Sliced and packaged bread was introduced in America as early as 1928 but the widespread adoption of the sliced loaf in Australia coincided with the rise of supermarkets. The Tip Top brand was launched in 1958 and was Australia’s first national bread brand.

However, the first packaged bread in Australia pre-dated Tip Top by more than 30 years. In the early 1920s, the Victorian Railways had their own bakery. Not only did they produce bread for the railway’s refreshment rooms – they also baked thousands of loaves of raisin bread each month. These were sold ‘hygienically wrapped’ – Victoria’s first wrapped bread.

While individual bakers may have sliced bread for their customers, the earliest brand of sliced bread was probably made by the Sunshine Bread Company of Newtown in Sydney. From 1939 the company advertised for agents to distribute their bread which was shipped via the daily passenger trains from Newtown to places as far away as Kiama and Windsor.

During World War II, the US government briefly banned sliced bread because of “wasteful” packaging. In Australia, too, bread was no longer to be sliced or wrapped. The following article appeared in a Wagga Wagga newspaper in 1944:


The Department for War Organisation of Industry has flung a bomb shell among bakers and their customers. A Wagga master baker has received a letter from the department warning him against the practice of cutting, slicing, wrapping or branding bread in any manner whatsoever. This means that the master baker and bread distributors may not for the convenience of his customers cut up bread. It applies generally and Includes as customers organisations which run functions and which, in the past have arranged with bakers to slice loaves for their convenience. Bakers are warned to comply with the instruction of the department, otherwise the renewal of their licenses may be affected.

Even after the war, most households continued to have their bread – unsliced and unwrapped –  delivered by the local baker.

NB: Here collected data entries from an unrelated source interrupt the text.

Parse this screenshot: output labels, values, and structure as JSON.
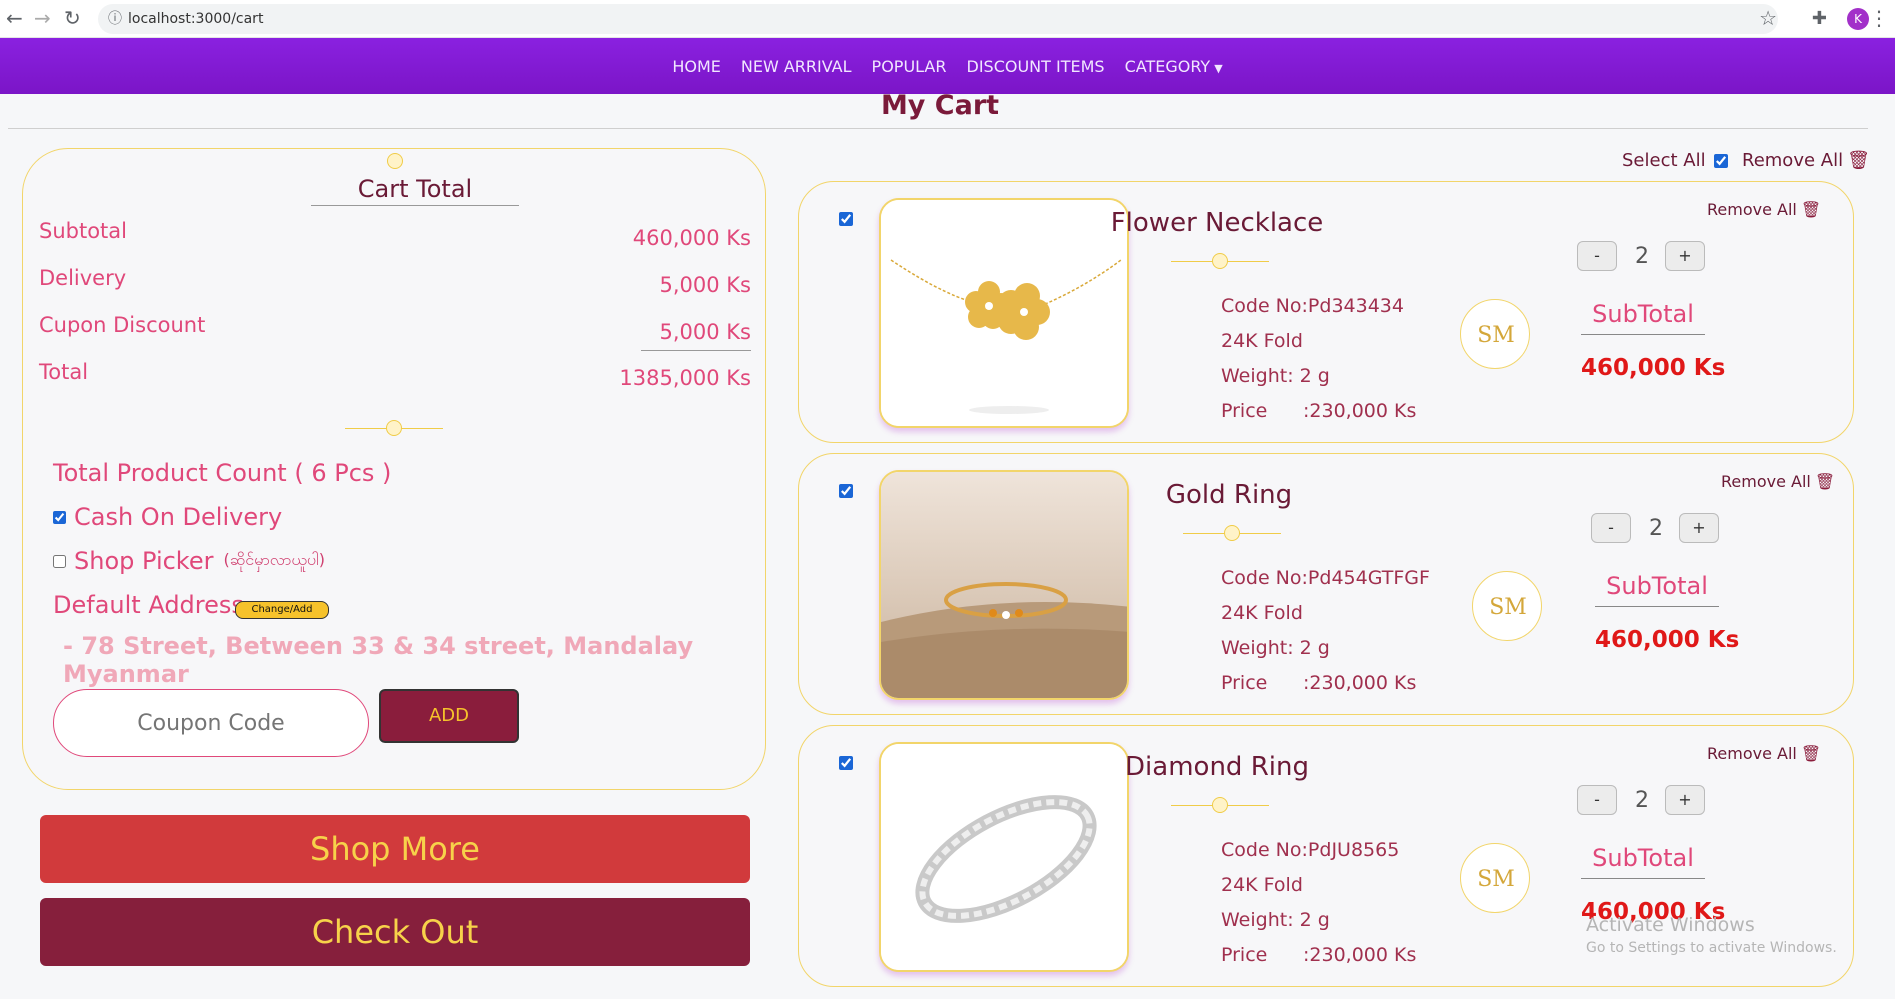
{
  "browser": {
    "url": "localhost:3000/cart",
    "avatar_initial": "K"
  },
  "nav": {
    "items": [
      "HOME",
      "NEW ARRIVAL",
      "POPULAR",
      "DISCOUNT ITEMS",
      "CATEGORY"
    ]
  },
  "page_title": "My Cart",
  "summary": {
    "heading": "Cart Total",
    "rows": [
      {
        "label": "Subtotal",
        "value": "460,000 Ks"
      },
      {
        "label": "Delivery",
        "value": "5,000 Ks"
      },
      {
        "label": "Cupon Discount",
        "value": "5,000 Ks"
      },
      {
        "label": "Total",
        "value": "1385,000 Ks"
      }
    ],
    "product_count": "Total Product Count ( 6 Pcs )",
    "cash_on_delivery": "Cash On Delivery",
    "cash_on_delivery_checked": true,
    "shop_picker": "Shop Picker",
    "shop_picker_note": "(ဆိုင်မှာလာယူပါ)",
    "shop_picker_checked": false,
    "default_address_label": "Default Address",
    "change_add": "Change/Add",
    "address": "- 78 Street, Between 33 & 34 street, Mandalay Myanmar",
    "coupon_placeholder": "Coupon Code",
    "add_label": "ADD",
    "shop_more": "Shop More",
    "check_out": "Check Out"
  },
  "select_all": "Select All",
  "remove_all": "Remove All",
  "colors": {
    "nav_bg": "#8a21e0",
    "accent": "#e0487a",
    "button_dark": "#861f3c",
    "button_red": "#d13a3c",
    "gold": "#f2d56a"
  },
  "items": [
    {
      "name": "Flower Necklace",
      "code": "Code No:Pd343434",
      "fold": "24K Fold",
      "weight": "Weight: 2 g",
      "price_label": "Price",
      "price": ":230,000 Ks",
      "qty": "2",
      "minus": "-",
      "plus": "+",
      "remove": "Remove All",
      "subtotal_label": "SubTotal",
      "subtotal": "460,000 Ks"
    },
    {
      "name": "Gold Ring",
      "code": "Code No:Pd454GTFGF",
      "fold": "24K Fold",
      "weight": "Weight: 2 g",
      "price_label": "Price",
      "price": ":230,000 Ks",
      "qty": "2",
      "minus": "-",
      "plus": "+",
      "remove": "Remove All",
      "subtotal_label": "SubTotal",
      "subtotal": "460,000 Ks"
    },
    {
      "name": "Diamond Ring",
      "code": "Code No:PdJU8565",
      "fold": "24K Fold",
      "weight": "Weight: 2 g",
      "price_label": "Price",
      "price": ":230,000 Ks",
      "qty": "2",
      "minus": "-",
      "plus": "+",
      "remove": "Remove All",
      "subtotal_label": "SubTotal",
      "subtotal": "460,000 Ks"
    }
  ],
  "watermark": {
    "line1": "Activate Windows",
    "line2": "Go to Settings to activate Windows."
  }
}
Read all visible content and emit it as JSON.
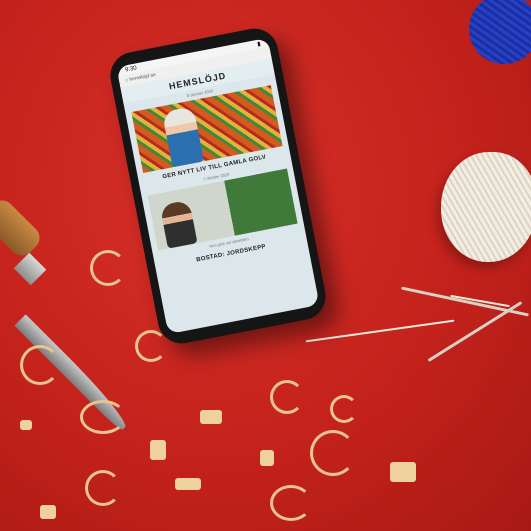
{
  "phone": {
    "status_time": "9:30",
    "url": "hemslojd.se",
    "logo": "HEMSLÖJD",
    "article1": {
      "date": "8 oktober 2020",
      "title": "GER NYTT LIV TILL GAMLA GOLV"
    },
    "article2": {
      "date": "7 oktober 2020",
      "subtitle": "Hon gick vid vävstolen",
      "title": "BOSTAD: JORDSKEPP"
    }
  },
  "colors": {
    "background": "#c8231e",
    "screen": "#dbe7ea"
  }
}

In 1948-49, Australians ate on average 64kg of bread a year.

With the rise of self-service shopping in the 1950s and the introduction of supermarkets in the 1960s, it became increasingly desirable to have bread available on the shelves.  Packaging was needed to maintain freshness and to differentiate brands. Additives that prolonged the shelf-life of sliced and packaged bread were also required, as bread was less likely to be bought daily: mould inhibitors, softeners, emulsifiers, taste-enhancers, free-flowing agents, yeast stimulants, and stiffeners to reduce the rising time of the dough.

Over time, paper packaging was replaced by plastic bags, sealed with plastic clips. These clips were invented in 1952 and in 1954 the Kwik Lok Corporation was founded in America. This company, which also has branches in Canada, Australia, Japan, and Ireland, is still family-owned and makes almost all the world’s bread clips.

Weston’s Tip Top was the first national bread brand, soon followed by others. For several decades, the standard Australian loaf was white, sliced and wrapped. But we rebelled. In the late 1970s, specialty bakers like John Downes began making sourdough. Baker’s Delight opened its first store in Melbourne in 1980, selling ‘bakery fresh’ bread in many variations.

Now the artisan bakery is back – Roy Morgan research found that specialty bread shops held just over a quarter of the market in March 2017. But, they say, the supermarkets’ share is rising again. However, these days the supermarkets are not just selling white sliced and packaged bread, but sourdough, whole grain, wholemeal and gluten-free. When it comes to our daily bread, we’ve never had more choice.